En outre, le projet de loi C-442 est une version restreinte du projet de loi C-547, présenté lors de la 39e législature par l’ancienne députée libérale de Thornhill, Susan Kadis, et du projet de loi C-328, récemment présenté par la députée libérale Anita Neville. Les amendements présentés et adoptés par les conservateurs obligent un comité composé de cinq membres nommés à lever des fonds auprès de la communauté juive afin de financer le terrain, la planification, la conception, la construction, l’installation et l’entretien du monument.
Presque tous les amendements du gouvernement ont été jugé « irrecevables » par le président conservateur du comité compétent, mais les députés conservateurs ont utilisé une procédure rare pour contester la décision du président et la renverser.
« C’est une honte, a déploré M. Volpe. Le gouvernement Harper dit en substance : allez-y, débrouillez-vous pour construire un monument et une fois qu’il sera érigé, nous nous en attribuerons le mérite.
En revanche, les modifications proposées par les libéraux auraient rendu le gouvernement responsable de l’érection et de l’entretien du monument, car il leur apparaît manifeste que tous les Canadiens tiennent à commémorer les victimes de l’holocauste.

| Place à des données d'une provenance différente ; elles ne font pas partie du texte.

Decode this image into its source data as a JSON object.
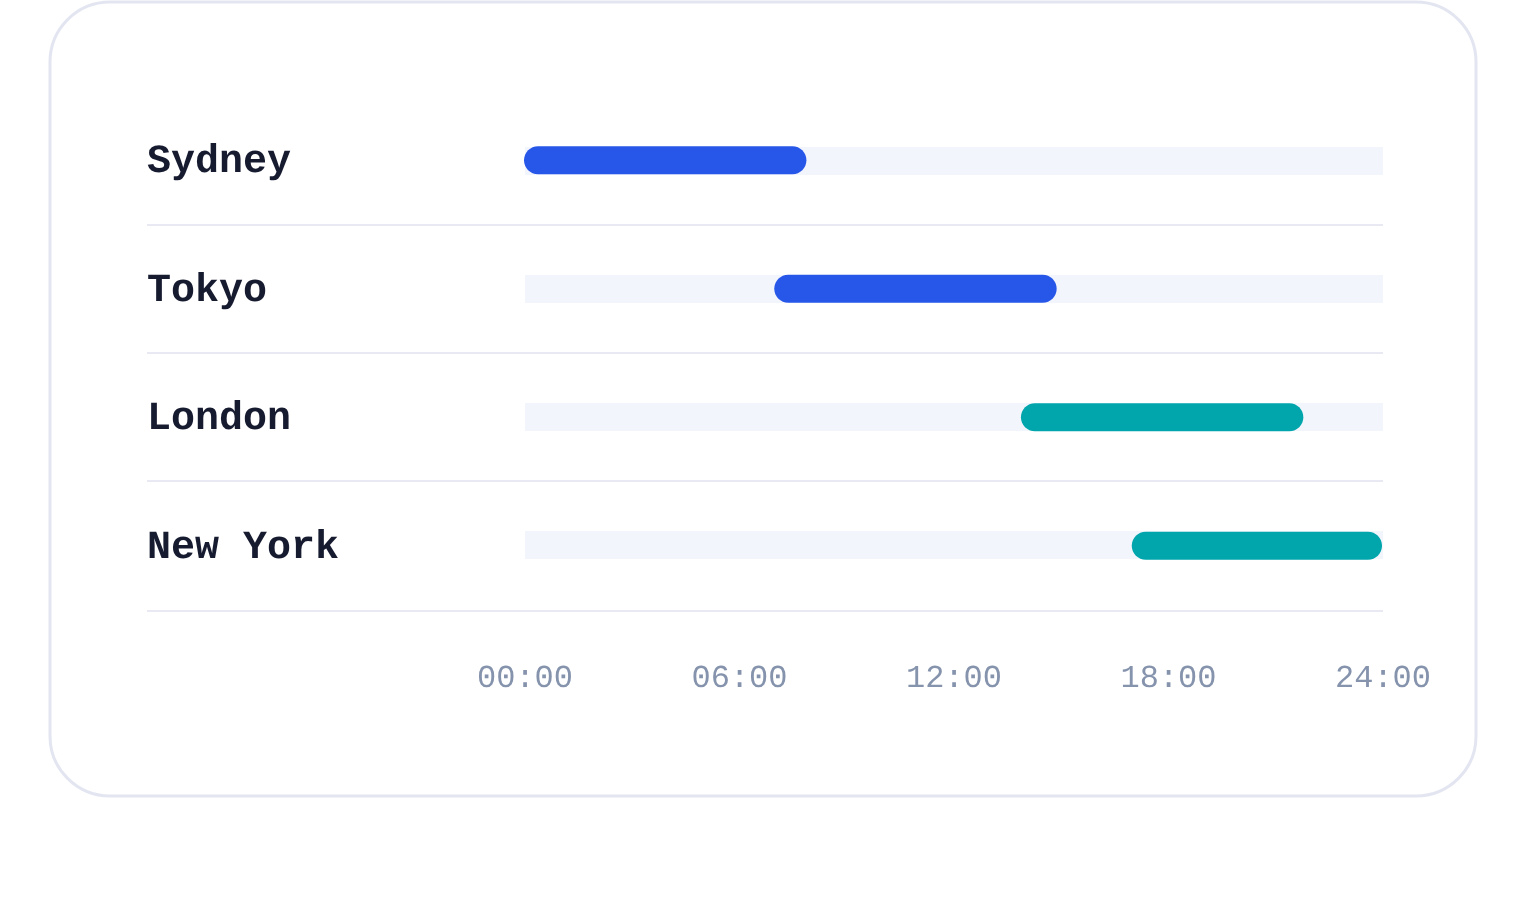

De plus, le 14 mai 2010, M. Volpe a écrit au ministre Baird pour le prier de faire annuler les amendements proposés par le gouvernement et d’assurer dès maintenant et unilatéralement la construction du monument.
« La Commission de la capitale nationale (CCN) n’a pas besoin d’une loi pour faire avancer le projet et a même le pouvoir de procéder dès maintenant, a déclaré Bonnie Crombie, porte-parole libérale responsable des sociétés d’État. Si le gouvernement traitait cet important dossier avec sérieux, il informerait la CCN de l’intention de la Chambre des communes, qui a approuvé le projet de loi initial en deuxième lecture, et lui demanderait dès lors de commencer les travaux. »
« Aujourd’hui, les libéraux ont à nouveau demandé au ministre des Transports, qui est également responsable de la CCN, d’exercer son autorité pour que débutent sans tarder les travaux d’érection d’un monument national commémoratif de l’holocauste », a conclu M. Volpe.
La version modifiée du projet de loi revient devant la Chambre des communes, où l’on prévoit que le président déclarera irrecevables les modifications apportées par les conservateurs en comité, ce qui compromet les chances que le projet de loi soit
adopté.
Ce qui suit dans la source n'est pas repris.